Opinión

La agonía del Eros

Punto y seguido

Por: Ricardo Rivón Lazcano

Sartre habla a través del protagonista de La nausea: “Si me hubieran preguntado qué era la existencia, habría respondido de buena fe que no era nada, apenas una forma vacía… Éramos un montón de existencias molestas, incómodas consigo mismas, ni unos ni otros teníamos alguna razón para estar aquí, cada ser, confuso, vagamente inquieto, se sentía de más en relación con los otros… Yo también estaba de más… Pensaba vagamente en eliminarme para aniquilar al menos una de esas existencias superfluas.”

La agonía del Eros es el segundo libro de Byung-Chul Han traducido al castellano. El original en alemán fue publicado en 2012. Dice la contraportada: “El narcisismo y el exhibicionismo exacerbados por la sociedad virtual del siglo XXI amenazan con la desaparición del Eros. ¿Están en peligro de extinción el misterio, la fantasía, el amor, el erotismo, incluso la protesta política?(Los aforismos son de Han y de los autores que cita):

1.      En realidad, el hecho de que el otro desaparezca es un proceso dramático, pero se trata de un proceso que progresa sin que, por desgracia, muchos lo adviertan.

2.      Vivimos en una sociedad que se hace cada vez más narcisista. La libido se invierte sobre todo en la propia subjetividad.

3.      El mundo se presenta solo como proyección de sí mismo. Deambula por todas partes como una sombra de sí mismo, hasta que se ahoga en sí mismo.

4.      La depresión es una enfermedad narcisista.

5.      Eros y la depresión son opuestos entre sí. El Eros arranca al sujeto de sí mismo y lo conduce fuera, hacia el otro. El Eros hace posible una experiencia del otro en su alteridad, que saca al uno de su infierno narcisista.

6.      La llamada a la motivación, a la iniciativa, al proyecto, es más eficaz para la explotación que el látigo y el mandato.

7.      La proclamación neoliberal de la libertad se manifiesta, en realidad, como un imperativo paradójico: sé libre.

8.      El tú puedes incluso ejerce más coacción que el tú debes. La coacción propia es más fatal que la coacción ajena, ya que no es posible ninguna resistencia contra sí mismo.

9.      El amor se positiva hoy como sexualidad, que está sometida, a su vez, al dictado del rendimiento.

10.  El sexo es rendimiento.

11.  La sensualidad es un capital que hay que aumentar.

12.  El cuerpo, con su valor de exposición, equivale e una mercancía.

13.  El otro es sexualizado como objeto excitante.

14.  No se puede amar al otro despojado de su alteridad, solo se le puede consumir.

15.  El otro ya no es una persona, pues ha sido fragmentado en objetos sexuales parciales.

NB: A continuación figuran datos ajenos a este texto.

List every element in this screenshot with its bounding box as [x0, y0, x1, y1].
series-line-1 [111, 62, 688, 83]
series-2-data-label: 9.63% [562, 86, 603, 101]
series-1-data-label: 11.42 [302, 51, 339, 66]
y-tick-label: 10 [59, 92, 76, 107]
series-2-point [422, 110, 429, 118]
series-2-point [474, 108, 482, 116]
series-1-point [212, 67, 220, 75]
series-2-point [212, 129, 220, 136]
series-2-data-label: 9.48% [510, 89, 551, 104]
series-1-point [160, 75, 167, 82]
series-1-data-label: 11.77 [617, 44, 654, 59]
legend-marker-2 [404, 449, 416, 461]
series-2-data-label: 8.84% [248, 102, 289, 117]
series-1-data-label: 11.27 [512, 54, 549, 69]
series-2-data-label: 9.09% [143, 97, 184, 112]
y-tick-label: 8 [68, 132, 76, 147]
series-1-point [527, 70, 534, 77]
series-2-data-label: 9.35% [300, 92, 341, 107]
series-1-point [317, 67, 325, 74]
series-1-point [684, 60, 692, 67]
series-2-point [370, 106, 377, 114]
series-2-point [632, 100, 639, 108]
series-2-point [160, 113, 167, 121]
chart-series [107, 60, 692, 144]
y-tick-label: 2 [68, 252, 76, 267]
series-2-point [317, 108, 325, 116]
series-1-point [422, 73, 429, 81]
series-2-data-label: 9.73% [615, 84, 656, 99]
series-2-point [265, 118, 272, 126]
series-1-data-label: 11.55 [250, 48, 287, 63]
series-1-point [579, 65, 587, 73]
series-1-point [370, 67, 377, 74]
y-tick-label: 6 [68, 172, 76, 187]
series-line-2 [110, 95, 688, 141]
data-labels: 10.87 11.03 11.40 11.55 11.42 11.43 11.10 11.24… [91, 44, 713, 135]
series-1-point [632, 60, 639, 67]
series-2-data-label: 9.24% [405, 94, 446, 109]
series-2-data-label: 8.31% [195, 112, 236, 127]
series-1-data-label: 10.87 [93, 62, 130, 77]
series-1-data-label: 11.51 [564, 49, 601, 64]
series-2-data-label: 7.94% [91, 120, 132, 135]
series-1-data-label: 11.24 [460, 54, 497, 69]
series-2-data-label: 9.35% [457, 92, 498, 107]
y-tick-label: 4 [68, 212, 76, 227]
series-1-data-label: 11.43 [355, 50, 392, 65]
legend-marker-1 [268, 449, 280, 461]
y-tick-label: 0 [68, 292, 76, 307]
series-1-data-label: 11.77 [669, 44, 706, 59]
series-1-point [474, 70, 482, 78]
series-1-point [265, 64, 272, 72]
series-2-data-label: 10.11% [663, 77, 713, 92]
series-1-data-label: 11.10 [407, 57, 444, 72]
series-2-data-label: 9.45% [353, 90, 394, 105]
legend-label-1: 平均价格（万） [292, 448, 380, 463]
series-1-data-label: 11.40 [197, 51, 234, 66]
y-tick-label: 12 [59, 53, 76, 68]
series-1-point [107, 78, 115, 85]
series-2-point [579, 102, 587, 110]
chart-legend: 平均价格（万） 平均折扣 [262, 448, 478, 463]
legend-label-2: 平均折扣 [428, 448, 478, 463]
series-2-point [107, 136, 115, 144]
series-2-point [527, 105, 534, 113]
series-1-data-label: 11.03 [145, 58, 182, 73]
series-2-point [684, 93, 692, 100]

16.  Hoy se pierden cada vez más la decencia, los buenos modales, y también el distanciamiento, a saber, la capacidad de experimentar al otro tanto como sea posible.

17.  A través de los medios digitales intentamos hoy acercar al otro tanto como sea posible, destruir la distancia frente a él, para establecer la cercanía. Pero con ello no tenemos nada del otro, sino que más bien lo hacemos desaparecer.

18.  En nuestro tiempo se produce una eliminación total de la lejanía, pero ésta, en lugar de producir cercanía, la destruye en sentido estricto.

19.  El capitalismo elimina por doquier la alteridad para someterlo todo al consumo. Sobre la alteridad no se puede llevar la contabilidad, ya que no aparece en el balance de haber y deber.

20.  El ojo erotizado, dominado por una pasión mortal: “Porque tus ojos que han penetrado a través de los míos hasta el fondo de mi corazón, encienden en mis entrañas un vivísimo fuego. Ten, entonces, misericordia del que perece por tu causa”.

21.  La comunicación erótica de la antigüedad era todo menos plácida. El amor era una peste perniciosa, una transformación que enajena al hombre de su propia naturaleza y le trae la extraña. El hombre actual permanece igual a sí mismo y busca en el otro tan solo la confirmación de sí mismo.

22.  Quien no tiene capacidad de muerte no arriesga su vida. En lugar de “ir a la muerte consigo mismo”, permanece “en sí mismo dentro de la muerte”. No se entrega a la muerte. Así se convierte en esclavo y trabaja.

23.  Hoy nos encontramos en un estadio histórico en el que el amo y el esclavo hegelianos forman una unidad. Somos amos del esclavo o esclavos del amo, pero no hombres libres.

24.  El capitalismo absolutiza la mera vida. Su fin no es la vida buena, su compulsión a la acumulación y al crecimiento se dirige precisamente contra la muerte, que se le presenta como pérdida absoluta. Acumular capital es mero sobrevivir.